Features
Case Study: 3M
3M Innovates

The manufacturer retains accounts and expands sales through the power of predictive analytics.
by Anne Dullaghan
“Innovative Technology for a Changing World” is more than a slogan; it’s the driving force behind 3M and everything it does. The manufacturing giant serves its customers through an organizational model consisting of six autonomous business segments that share technological, manufacturing and marketing resources to increase speed and efficiency.
In 1996, 3M began its global enterprise data warehouse (EDW) initiative, using a platform from Teradata. The EDW ultimately grew to encompass data about customers, products, sales, orders, financials, the supply chain and more. Having built a strong foundation as a data-driven organization, the St. Paul, Minn.-based company is taking the next step in business intelligence (BI) to move beyond basic reporting into predictive analytics.
A Solid Platform
Because 3M had developed a multi-subject, enterprise-wide data environment, the choice to reuse information already available for predictive analytics was clear, according to Global BI Manager Jeff Robinson.
“Many companies look at analytics to isolate a specific problem,” notes Robinson. “However, with our EDW from Teradata, 3M can process millions of various customer/product combinations. Most complex companies are performing predictive analytics for one business unit, product line or geography with multiple data warehouses. However, our integrated environment lets 3M do predictive analysis globally across multiple product lines and lines of business.”
This strategy earned the company a significant competitive advantage. “Without an integrated data warehouse, I don’t know how we would attempt to ask for the right answers, because we wouldn’t even know how to identify the right questions,” he says.
Work of ART
As the manufacturer moved beyond standard reporting into the realm of analytics, it soon uncovered numerous business uses for these capabilities. One of the first was account retention. The ability to uncover and analyze buying patterns was key to this effort.
“Without an integrated data warehouse, I don’t know how we would attempt to ask for the right answers, because we wouldn’t even know how to identify the right questions.”
—Jeff Robinson,
global BI manager, 3M
“We started predictive analytics a few years ago in the Industrial and Transportation business,” explains Robinson. “We developed an Account Retention Tool [ART] that looks at true buying patterns over a period of two years. This helped us focus on seeing where 3M could be at risk of losing a sales opportunity.” The development of ART was a tremendous step toward building an enterprise-level approach to predictive analytics. Executive sponsorship helped facilitate the change-management process.
“We are now able to predict business at-risk with unbelievable precision and accuracy,” says Global Enterprise Data Warehouse Manager Connie Garritsen. “We frequently deploy ART at a country level, which requires analyzing huge volumes of data. For a small country alone, we typically process at least 15 million rows of data in order to identify customers and products at risk.
“Because the company has six business sectors and operates in more than 65 countries, the sheer number of customer and product combinations is staggering,” she adds. “Managing account retention is only possible because of our Teradata platform and the level of analytical capability that our predictive team provides to our business clients.”
Driven by Data
Successfully working in tandem with business users has been a key lesson learned for the team. At times, helping business clients articulate their needs has been a challenge. However, having a reliable data platform and a culture driven by data makes all the difference.

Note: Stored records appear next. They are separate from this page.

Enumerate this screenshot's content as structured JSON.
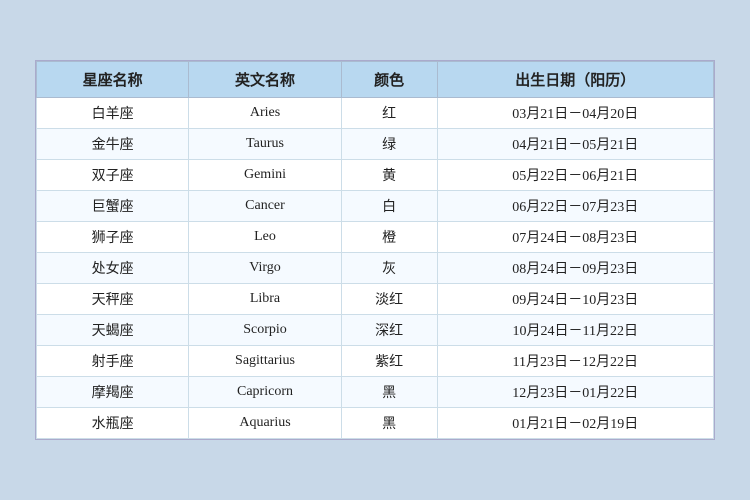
{
  "table": {
    "headers": [
      "星座名称",
      "英文名称",
      "颜色",
      "出生日期（阳历）"
    ],
    "rows": [
      {
        "chinese": "白羊座",
        "english": "Aries",
        "color": "红",
        "dates": "03月21日－04月20日"
      },
      {
        "chinese": "金牛座",
        "english": "Taurus",
        "color": "绿",
        "dates": "04月21日－05月21日"
      },
      {
        "chinese": "双子座",
        "english": "Gemini",
        "color": "黄",
        "dates": "05月22日－06月21日"
      },
      {
        "chinese": "巨蟹座",
        "english": "Cancer",
        "color": "白",
        "dates": "06月22日－07月23日"
      },
      {
        "chinese": "狮子座",
        "english": "Leo",
        "color": "橙",
        "dates": "07月24日－08月23日"
      },
      {
        "chinese": "处女座",
        "english": "Virgo",
        "color": "灰",
        "dates": "08月24日－09月23日"
      },
      {
        "chinese": "天秤座",
        "english": "Libra",
        "color": "淡红",
        "dates": "09月24日－10月23日"
      },
      {
        "chinese": "天蝎座",
        "english": "Scorpio",
        "color": "深红",
        "dates": "10月24日－11月22日"
      },
      {
        "chinese": "射手座",
        "english": "Sagittarius",
        "color": "紫红",
        "dates": "11月23日－12月22日"
      },
      {
        "chinese": "摩羯座",
        "english": "Capricorn",
        "color": "黑",
        "dates": "12月23日－01月22日"
      },
      {
        "chinese": "水瓶座",
        "english": "Aquarius",
        "color": "黑",
        "dates": "01月21日－02月19日"
      }
    ]
  }
}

“The correlations are frequently very different from what the businesses thought,” Robinson explains. “They sometimes make incorrect assumptions based on indicators. So while a business might think X, we can take the data and discover the reality is Y.
“By quickly showing them their assumptions are wrong, we can help them better anticipate potential business problems,” he adds. “The 3M IT team is really the advocate voice of predictive analytics, evangelizing its benefits to the broader organization.”
“We are now able to predict business at-risk with unbelievable precision and accuracy.”
—Connie Garritsen ,
global enterprise data warehouse manager, 3M
Only the Start
The future of predictive analytics is bright for 3M. The company plans to expand into social media to capture more consumer data. “Small segments within the businesses are already doing it,” says Garritsen. “We want to use the data to look for trends and event-driven triggers. We are also considering the application to predict defects on an assembly line in a manufacturing site,” she adds. “And at the distribution center, we will be able to better plan for the ordering of raw materials.”
By moving from an environment where business units worked autonomously to a cohesive organization where decisions and insights can be made based on enterprise data, 3M is getting the most out of its EDW and predictive analytics. “That ongoing evolution continues to have a significant business impact on our company,” notes Robinson.
“We are investing in predictive analytics at 3M,” says Janel Haider, IT director, Global Applications Center of Excellence. “We have the EDW platform in place and the opportunity to support timely business decisions with good data. We have businesses lining up to take advantage of our capabilities and we want to support them as best we can.”
Anne Dullaghan specializes in writing about business and technology for a range of publications and global corporations.